The “moral panic” isn’t just about ignorance, though for many people ignorance of policing conditions no doubt plays a role. It’s also about a severe lack of accountability for the police who do abuse their positions of authority. When police who steal money are awarded immunity from both government prosecution and private lawsuits, or when police officers who shoot unarmed suspects, charge them with resisting arrest, and publicly lie about the whole thing are told “no biggie,” people reasonably get pretty upset. It’s one thing when a cop abuses his position—that’s bad, but you’ll never get a force that’s made up of 100% moral, upstanding officers. It’s quite another thing when a cop abuses his position—and his department, the local prosecutor, and the courts all protect him from punishment. That’s the sort of thing that reduces public support of cops, no different than how the Catholic sex abuse coverup led to greatly reduced trust in bishops and priests. Every time a cop abuses his position and gets a nice paid vacation out of it, protected from any legal or personal financial harm, while the taxpayer pays to settle lawsuits on his behalf, people look at it and say, “The system is broken.” They don’t need to have ever ridden in a squad car to know that.

But what about all of the times when a Cop abuses his power and is absolutely punished for it?

What about all of the times a case falls apart at trial for what are really, really minor technical errors usually in evidentiary handling? If I see the killer of my husband go free because there was "reasonable doubt" about how the pistol recovered from the trunk was found, do I get the same level of sympathy as these "taxpayers paying to settle lawsuits."?

More importantly - what if the truly heinous abuses of police power represent <1% of all cops while the other 99% are just trying to get home safe and not fuck up their cases.

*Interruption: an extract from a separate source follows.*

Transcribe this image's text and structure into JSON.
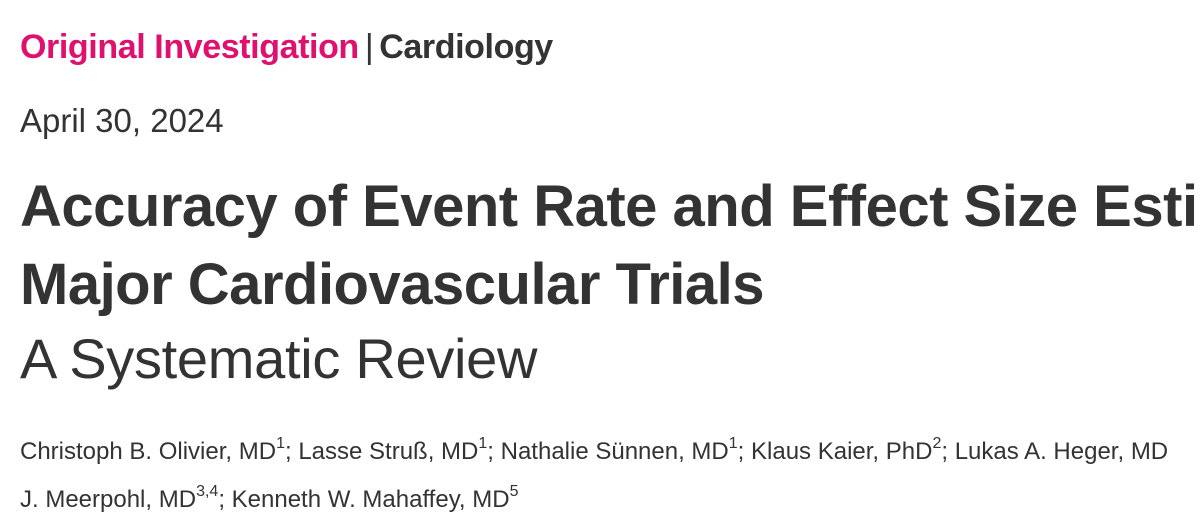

(Side note: You cited Catholic clergy sex abuses and the up-the-chain indictment of Bishops and Cardinals. Do you feel the same way about public school teachers and administrators where the sexual abuse rate is multiple times of the general public (which, itself, was multiple times of that in the Catholic church)?)

You're making kind of a wild argument - Cops should be incredibly close to perfection and, if they fail, we should feel justified in indicting the entire system of policing for multiple years at a time. How do you expect positive changes to be made?

If I'm a police Commissioner and I discover real malfeasance, hold a press conference and say "Yeah, I'm totally going after these crooked cops" but then you stand up and say "It happened on your watch. You should resign, maybe be prosecuted. This whole department is suspect" .... when does corrective change actually occur? Everyone seems to be too busy indicting the entire system into oblivion .... despite it's working so incredibly well most of the time.

But I suppose you have history and precedent on your side. This all ends with "defund the police" which has resulted in a murder rate among the most vulnerable demographics skyrocketing.